Final Documentation – Beats Exposed

The Project

Beats Exposed is an interactive performance experience that breaks down the barrier between audience and performer. By exposing the body’s vital signs, the performer invites the audience to see beyond the polished act and into the extreme physical and personal effort.

Beats Exposed is built to be used in performance on, or off, stage. It is lightweight and able to run in a variety of settings.

Our current iteration of the project is performed with an aerialist. It exposes the exertion in an artform that is extremely demanding, yet typically meant to appear effortless.

Or project senses the aerial performers heartbeat with a Polar pulse sensor, and sends this pulse wirelessly via two Moteino boards. The pulse is then used in a P5 javascript sketch to effect audio and visualizations.

In this experience, the audience hears the sound of a heartbeat timed with the performer’s pulse. The visualization, also reacting to the pulse, projects from the ceiling onto the performer, surrounding area, and any audience members that have come in close. The resulting experience is intimate, personal and engaging.

The polar band is able to send a reliable heart pulse even during movement
The polar band is able to send a reliable heart pulse even during movement

Our method for measuring the heart beat of the performer changed drastically over the course of our testing. The first version we used worked via sticky electrodes attached to the chest and connected to an EKG operational amplifier which amplifies the minute voltages generated by the heart. We quickly ran into noise issues when the performer made any slight movement. After trying some simple signal processing in arduino, as well as modifying our EKG breakout board to include heavy filtering, we found it very hard to get a reliable signal.

After a lot of research into portable EKG units worn by the ‘patient’, I began to learn the importance of using an accelerometer alongside the electrodes in order to filter out movement noise. The first time I heard of such a thing was buried in a youtube video:


Screen Shot 2015-12-15 at 11.53.24 AM

Combining the operational amplifier with an accelerometer via a small microcontroller is also in the datasheet for the heartrate sensor.

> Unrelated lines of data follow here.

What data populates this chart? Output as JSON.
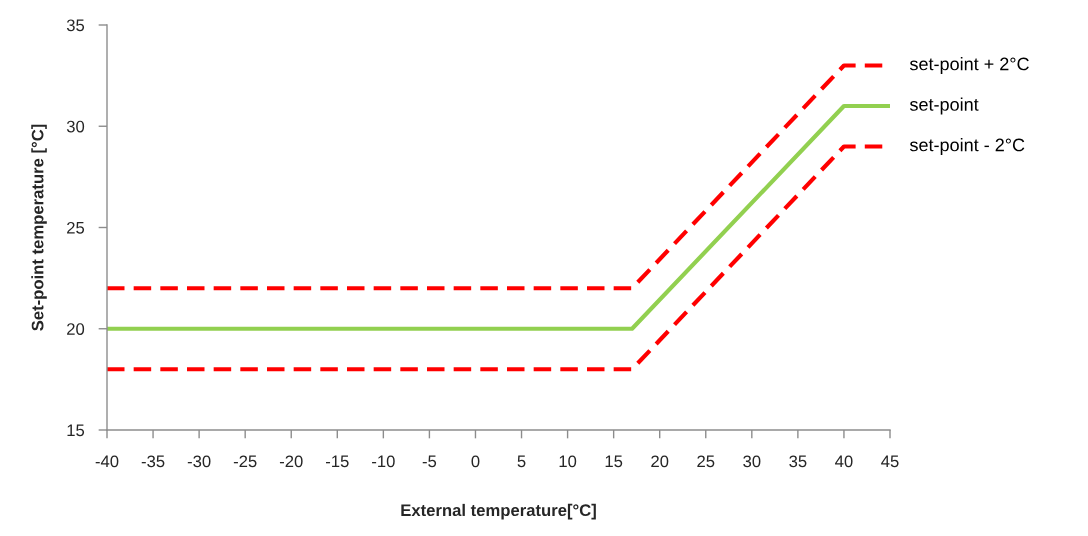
{
  "chart_data": {
    "type": "line",
    "xlabel": "External temperature[°C]",
    "ylabel": "Set-point temperature [°C]",
    "x": [
      -40,
      17,
      40,
      45
    ],
    "series": [
      {
        "name": "set-point + 2°C",
        "color": "#ff0000",
        "line_style": "dashed",
        "values": [
          22,
          22,
          33,
          33
        ]
      },
      {
        "name": "set-point",
        "color": "#92d050",
        "line_style": "solid",
        "values": [
          20,
          20,
          31,
          31
        ]
      },
      {
        "name": "set-point - 2°C",
        "color": "#ff0000",
        "line_style": "dashed",
        "values": [
          18,
          18,
          29,
          29
        ]
      }
    ],
    "xlim": [
      -40,
      45
    ],
    "xticks": [
      -40,
      -35,
      -30,
      -25,
      -20,
      -15,
      -10,
      -5,
      0,
      5,
      10,
      15,
      20,
      25,
      30,
      35,
      40,
      45
    ],
    "ylim": [
      15,
      35
    ],
    "yticks": [
      15,
      20,
      25,
      30,
      35
    ]
  }
}
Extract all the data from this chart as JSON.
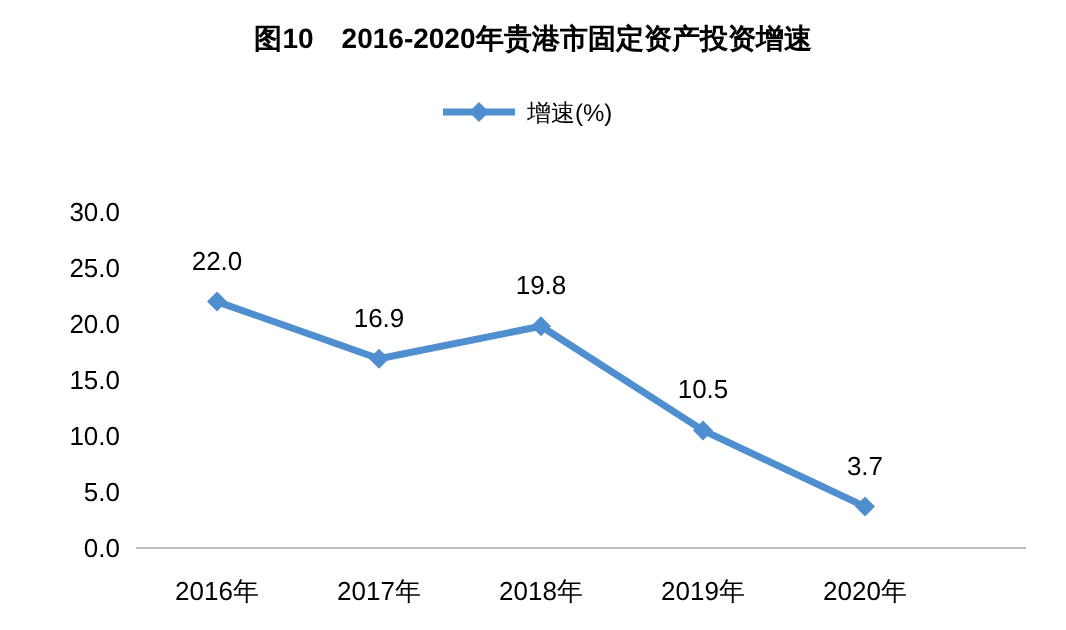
{
  "chart_data": {
    "type": "line",
    "title": "图10　2016-2020年贵港市固定资产投资增速",
    "categories": [
      "2016年",
      "2017年",
      "2018年",
      "2019年",
      "2020年"
    ],
    "series": [
      {
        "name": "增速(%)",
        "color": "#4f8fd0",
        "values": [
          22.0,
          16.9,
          19.8,
          10.5,
          3.7
        ],
        "value_labels": [
          "22.0",
          "16.9",
          "19.8",
          "10.5",
          "3.7"
        ]
      }
    ],
    "ylim": [
      0,
      30
    ],
    "yticks": [
      {
        "value": 0,
        "label": "0.0"
      },
      {
        "value": 5,
        "label": "5.0"
      },
      {
        "value": 10,
        "label": "10.0"
      },
      {
        "value": 15,
        "label": "15.0"
      },
      {
        "value": 20,
        "label": "20.0"
      },
      {
        "value": 25,
        "label": "25.0"
      },
      {
        "value": 30,
        "label": "30.0"
      }
    ],
    "grid": false,
    "legend": "top",
    "marker": "diamond",
    "line_style": "solid"
  }
}
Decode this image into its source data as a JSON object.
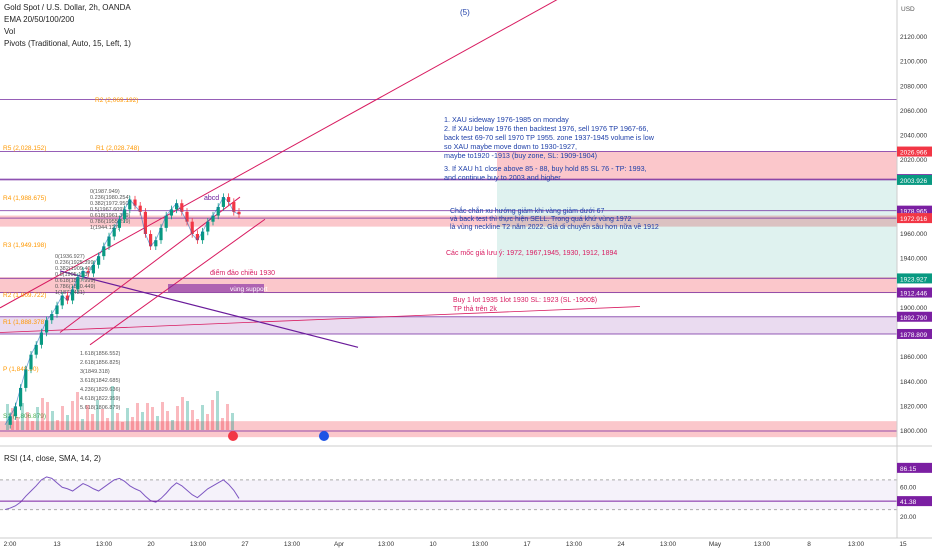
{
  "header": {
    "title": "Gold Spot / U.S. Dollar, 2h, OANDA",
    "ema": "EMA 20/50/100/200",
    "vol": "Vol",
    "pivots": "Pivots (Traditional, Auto, 15, Left, 1)",
    "wave_label": "(5)"
  },
  "rsi_header": "RSI (14, close, SMA, 14, 2)",
  "colors": {
    "price_badge_purple": "#7b1fa2",
    "price_badge_red": "#f23645",
    "price_badge_teal": "#089981",
    "pivot_r": "#ff9800",
    "pivot_s": "#4caf50",
    "annotation_blue": "#1e3fa8",
    "annotation_red": "#d81b60",
    "rsi_line": "#7e57c2",
    "trend_line": "#d81b60"
  },
  "price_axis": {
    "label": "USD",
    "ticks": [
      "2120.000",
      "2100.000",
      "2080.000",
      "2060.000",
      "2040.000",
      "2020.000",
      "1960.000",
      "1940.000",
      "1900.000",
      "1860.000",
      "1840.000",
      "1820.000",
      "1800.000"
    ]
  },
  "price_badges": [
    {
      "value": "2026.966",
      "color": "#f23645"
    },
    {
      "value": "2004.560",
      "color": "#7b1fa2"
    },
    {
      "value": "2003.926",
      "color": "#089981"
    },
    {
      "value": "1978.965",
      "color": "#7b1fa2"
    },
    {
      "value": "1972.916",
      "color": "#f23645"
    },
    {
      "value": "1923.927",
      "color": "#089981"
    },
    {
      "value": "1912.446",
      "color": "#7b1fa2"
    },
    {
      "value": "1892.790",
      "color": "#7b1fa2"
    },
    {
      "value": "1878.809",
      "color": "#7b1fa2"
    }
  ],
  "rsi_axis": {
    "ticks": [
      "60.00",
      "20.00"
    ],
    "badges": [
      {
        "value": "86.15",
        "color": "#7b1fa2"
      },
      {
        "value": "41.38",
        "color": "#7b1fa2"
      }
    ]
  },
  "time_axis": [
    "2:00",
    "13",
    "13:00",
    "20",
    "13:00",
    "27",
    "13:00",
    "Apr",
    "13:00",
    "10",
    "13:00",
    "17",
    "13:00",
    "24",
    "13:00",
    "May",
    "13:00",
    "8",
    "13:00",
    "15"
  ],
  "pivot_labels": [
    "R2 (2,069.192)",
    "R5 (2,028.152)",
    "R1 (2,028.748)",
    "R4 (1,988.675)",
    "R3 (1,949.198)",
    "R2 (1,909.722)",
    "R1 (1,888.378)",
    "P (1,848.90)",
    "S1 (1,806.879)"
  ],
  "fib_labels": [
    "0(1987.949)",
    "0.236(1980.254)",
    "0.382(1972.950)",
    "0.5(1967.609)",
    "0.618(1961.309)",
    "0.786(1955.299)",
    "1(1944.127)",
    "0(1936.927)",
    "0.236(1925.399)",
    "0.382(1909.400)",
    "0.5(1905.123)",
    "0.618(1897.999)",
    "0.786(1880.449)",
    "1(1877.431)",
    "1.618(1856.552)",
    "2.618(1856.825)",
    "3(1849.318)",
    "3.618(1842.685)",
    "4.236(1829.636)",
    "4.618(1822.959)",
    "5.618(1806.879)"
  ],
  "chart_marks": [
    "abcd",
    "điểm đảo chiều 1930",
    "vùng support"
  ],
  "annotations": {
    "blue_plan": [
      "1. XAU sideway 1976-1985 on monday",
      "2. If XAU below 1976 then backtest 1976, sell 1976 TP 1967-66,",
      "back test 69-70 sell 1970 TP 1955. zone 1937-1945 volume is low",
      "so XAU maybe move down to 1930-1927,",
      "maybe to1920 -1913 (buy zone, SL: 1909-1904)",
      "3. If XAU h1 close above 85 - 88, buy hold 85 SL 76 - TP: 1993,",
      "and continue buy to 2003 and higher"
    ],
    "vn_plan": [
      "Chắc chắn xu hướng giảm khi vàng giảm dưới 67",
      "và back test thì thực hiện SELL. Trong quá khứ vùng 1972",
      "là vùng neckline T2 năm 2022. Giá di chuyển sâu hơn nữa về 1912"
    ],
    "levels_note": "Các mốc giá lưu ý: 1972, 1967,1945, 1930, 1912, 1894",
    "buy_plan": [
      "Buy 1 lot 1935 1lot 1930 SL: 1923 (SL -1900$)",
      "TP thả trên 2k"
    ]
  },
  "chart_data": {
    "type": "candlestick",
    "title": "Gold Spot / U.S. Dollar, 2h, OANDA",
    "y_unit": "USD",
    "ylim": [
      1790,
      2135
    ],
    "levels": [
      1800,
      1878.809,
      1892.79,
      1912.446,
      1923.927,
      1972.916,
      1978.965,
      2003.926,
      2004.56,
      2026.966,
      2069.192
    ],
    "zones": [
      {
        "from": 1966,
        "to": 1975,
        "color": "red"
      },
      {
        "from": 1912,
        "to": 1925,
        "color": "red"
      },
      {
        "from": 1878.8,
        "to": 1892.8,
        "color": "purple"
      },
      {
        "from": 1795,
        "to": 1808,
        "color": "red"
      },
      {
        "from": 2004,
        "to": 2027,
        "color": "red"
      },
      {
        "from": 1924,
        "to": 2004,
        "color": "teal"
      }
    ],
    "price_series": [
      1805,
      1812,
      1820,
      1835,
      1850,
      1862,
      1870,
      1880,
      1890,
      1895,
      1902,
      1910,
      1906,
      1915,
      1925,
      1930,
      1928,
      1935,
      1942,
      1950,
      1958,
      1965,
      1972,
      1980,
      1988,
      1983,
      1978,
      1960,
      1950,
      1955,
      1965,
      1975,
      1980,
      1985,
      1978,
      1970,
      1960,
      1955,
      1962,
      1970,
      1975,
      1982,
      1990,
      1986,
      1978,
      1976
    ],
    "rsi": {
      "ylim": [
        10,
        95
      ],
      "upper": 70,
      "lower": 30,
      "values": [
        30,
        32,
        35,
        40,
        48,
        55,
        62,
        70,
        74,
        72,
        66,
        60,
        58,
        55,
        60,
        65,
        62,
        58,
        55,
        60,
        65,
        70,
        72,
        68,
        62,
        58,
        55,
        48,
        42,
        40,
        45,
        52,
        60,
        66,
        62,
        56,
        50,
        46,
        52,
        58,
        62,
        66,
        70,
        64,
        56,
        45
      ]
    }
  }
}
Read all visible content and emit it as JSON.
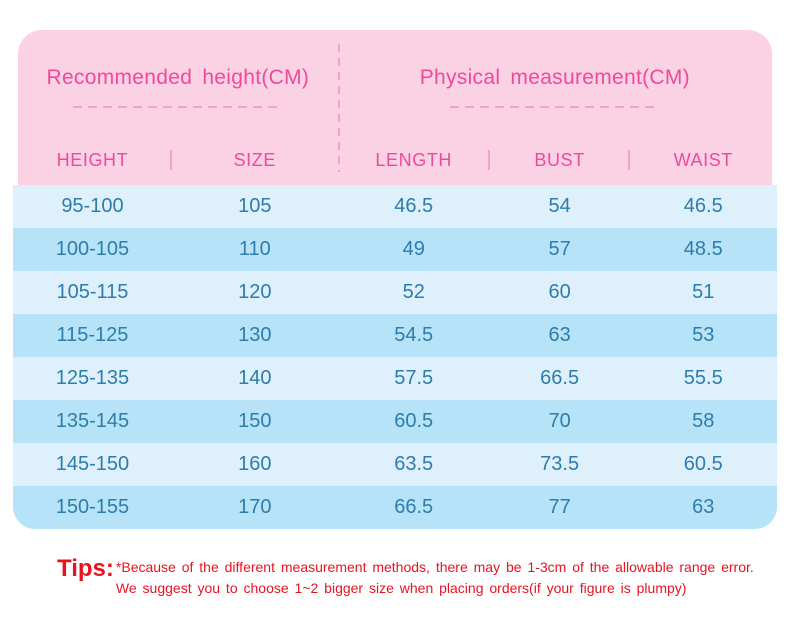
{
  "chart_data": {
    "type": "table",
    "title_left": "Recommended height(CM)",
    "title_right": "Physical measurement(CM)",
    "columns": [
      "HEIGHT",
      "SIZE",
      "LENGTH",
      "BUST",
      "WAIST"
    ],
    "rows": [
      [
        "95-100",
        "105",
        "46.5",
        "54",
        "46.5"
      ],
      [
        "100-105",
        "110",
        "49",
        "57",
        "48.5"
      ],
      [
        "105-115",
        "120",
        "52",
        "60",
        "51"
      ],
      [
        "115-125",
        "130",
        "54.5",
        "63",
        "53"
      ],
      [
        "125-135",
        "140",
        "57.5",
        "66.5",
        "55.5"
      ],
      [
        "135-145",
        "150",
        "60.5",
        "70",
        "58"
      ],
      [
        "145-150",
        "160",
        "63.5",
        "73.5",
        "60.5"
      ],
      [
        "150-155",
        "170",
        "66.5",
        "77",
        "63"
      ]
    ]
  },
  "tips": {
    "label": "Tips:",
    "line1": "*Because of the different measurement methods, there may be 1-3cm of the allowable range error.",
    "line2": "We suggest you to choose 1~2 bigger size when placing orders(if your figure is plumpy)"
  },
  "colors": {
    "pink_bg": "#fbd1e4",
    "pink_text": "#ee4a9b",
    "dash": "#f2a3cb",
    "row_light": "#ddf0fb",
    "row_dark": "#b6e3f8",
    "cell_text": "#2e7dab",
    "tips_red": "#e81320"
  }
}
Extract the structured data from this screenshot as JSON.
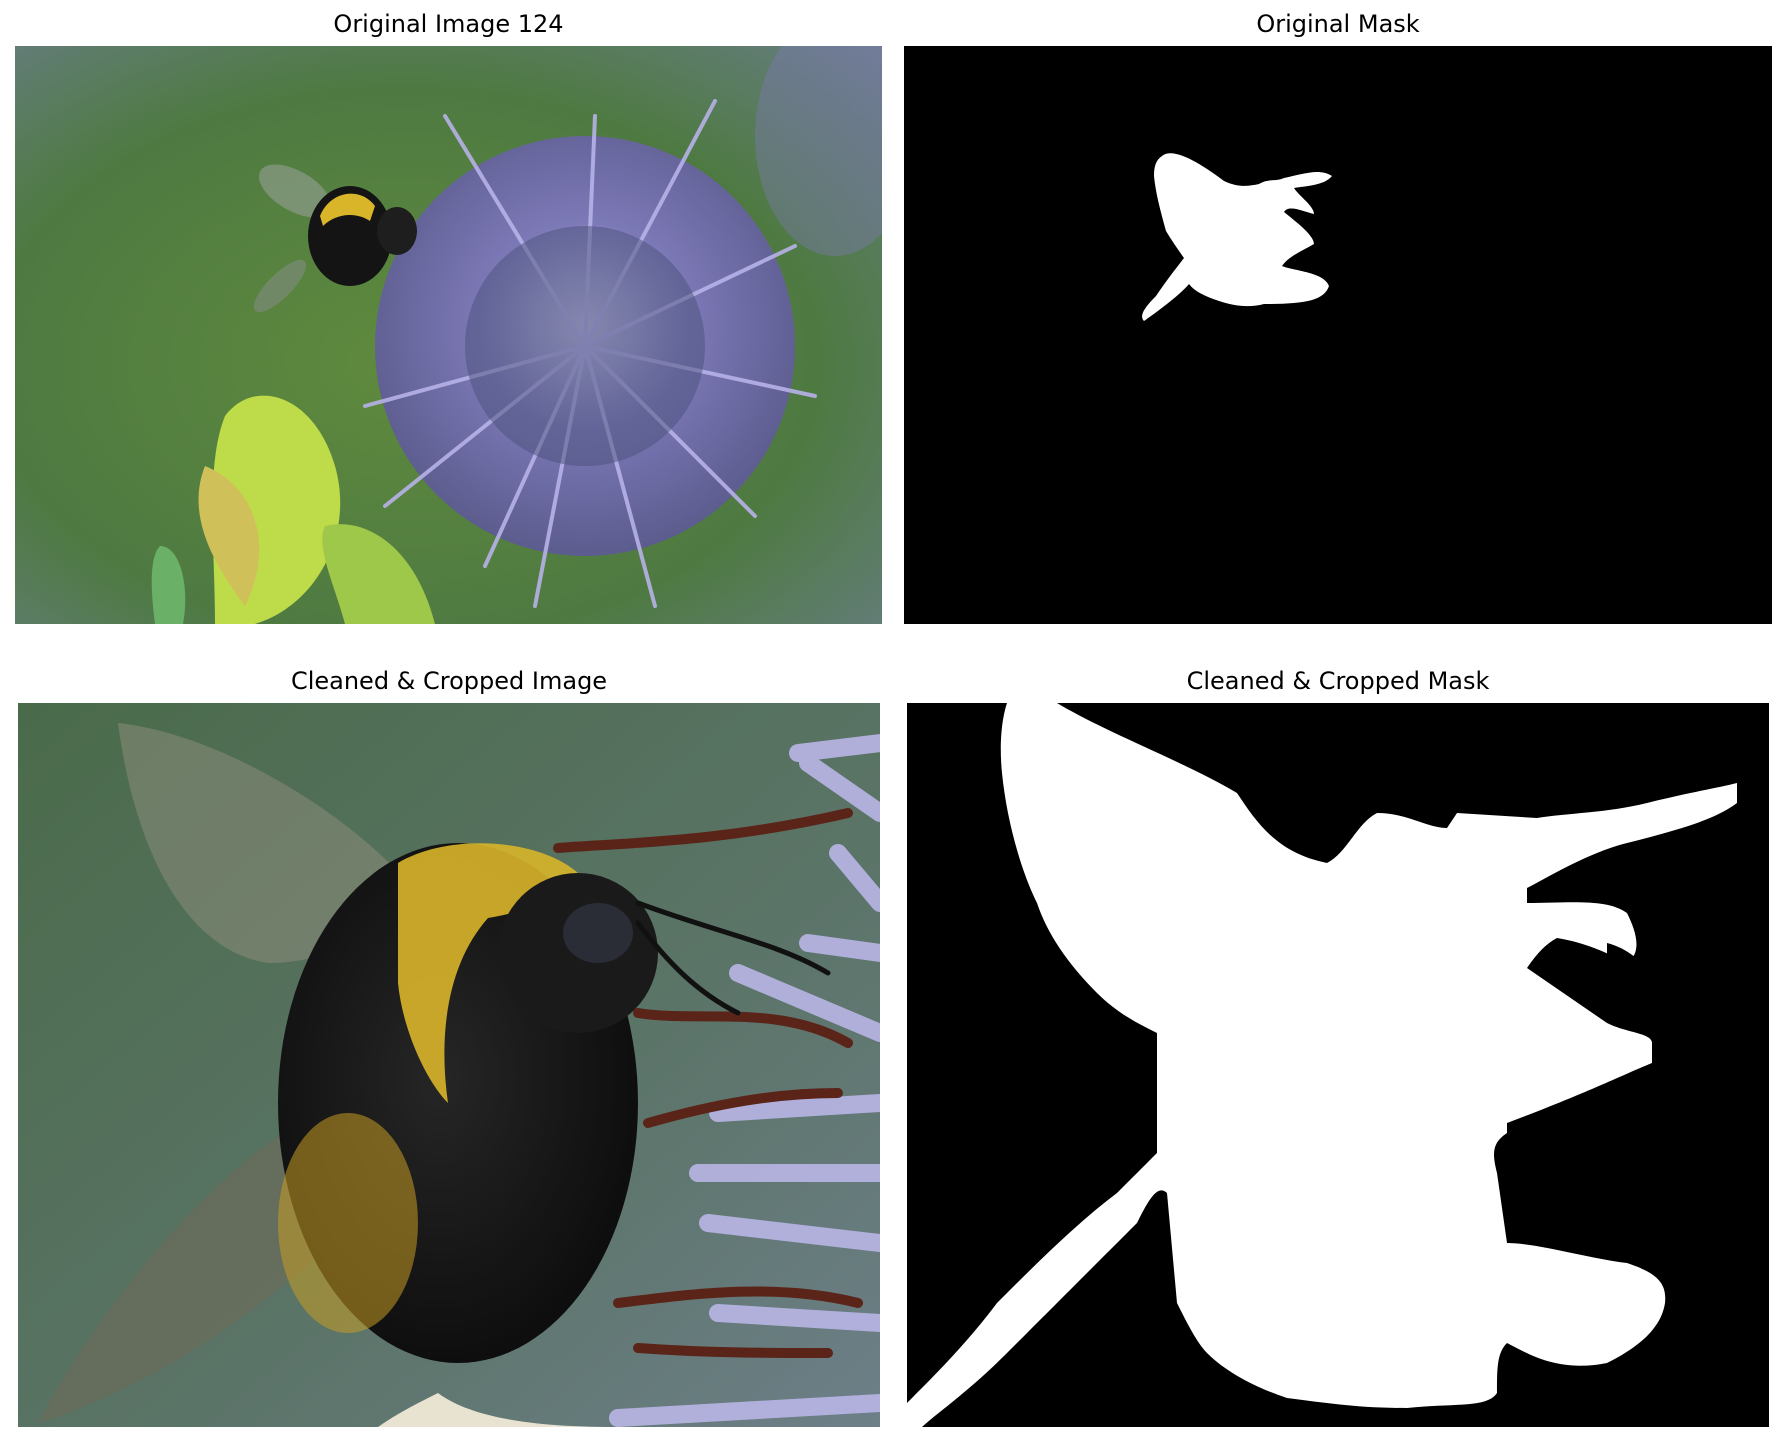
{
  "panels": {
    "original_image": {
      "title": "Original Image 124"
    },
    "original_mask": {
      "title": "Original Mask"
    },
    "cropped_image": {
      "title": "Cleaned & Cropped Image"
    },
    "cropped_mask": {
      "title": "Cleaned & Cropped Mask"
    }
  },
  "colors": {
    "mask_background": "#000000",
    "mask_foreground": "#ffffff",
    "background_green": "#5a7a45",
    "flower_purple": "#8a86c8",
    "leaf_yellow_green": "#b9d84a",
    "bee_yellow": "#d9b52a",
    "bee_black": "#141414"
  }
}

Trying to implement this kind of digital signal processing ourselves was quickly starting to look too difficult for a project due in 2 weeks!

Trying to change around the circuit on the breakout board was a challenge!
Trying to change around the circuit on the breakout board was a challenge!

Eventually we found a product–the Polar T34 pulse monitor that handles this processing. By using this band as our sensor, we were able to get a very accurate heartbeat pulse that was free from noise even during movment.

Our final human interface works by receiving a pulse signal from the Polar monitor for every heartbeat, which is then transmitted wirelessly via a Monteino transmitter (over a 915MHz serial bridge) that is worn by the performer. This 915MHz signal is then received by a second Moteino that sends the pulse along to P5 via serial. In order to make sure that P5 sees every pulse, each heart beat is about 320ms long.

Our project used lots of Kapton tape to insulate between the battery and three circuit boards
Our project used lots of Kapton tape to insulate between the battery and three circuit boards

Our original proposal included a breath/stretch sensor in addition to the pulse sensor. We thought implementing this would be relatively simple. In reality, the stretch sensor was very sensitive to movement and we were unsuccessful at getting a usable reading.

It took three iterations over about one month to get the pulse sensor working as we intended. We tried an optical pulse sensor, a three electrode EKG heart monitor, and a two electrode heartbeat monitor. All three of these sensors were plagued with electrical noise whenever the performer moved. Finally we arrived at the Polar T34 heartbeat band, which is designed to produce a reliable heartbeat even during times of heavy physical movements. We found this band provided an extremely accurate representation of the performers heartbeat, even when they were moving.

We spent a lot of time working with the the serial communication to get a reliable signal. Once the signal was in P5, we found we had to simplify our sketches significantly in order for them to run reliably. In the future we would likely try to use Processing for visuals.

Our final code for the project can be found on github:

Interestingly, some of our testers had a negative reaction to the sound of the heartbeat played over headphones. We don’t yet understand why some find the sound unbearable, while others find it centering and calming. We will continue to refine the sound and user test to get a better understanding of this sensitivity.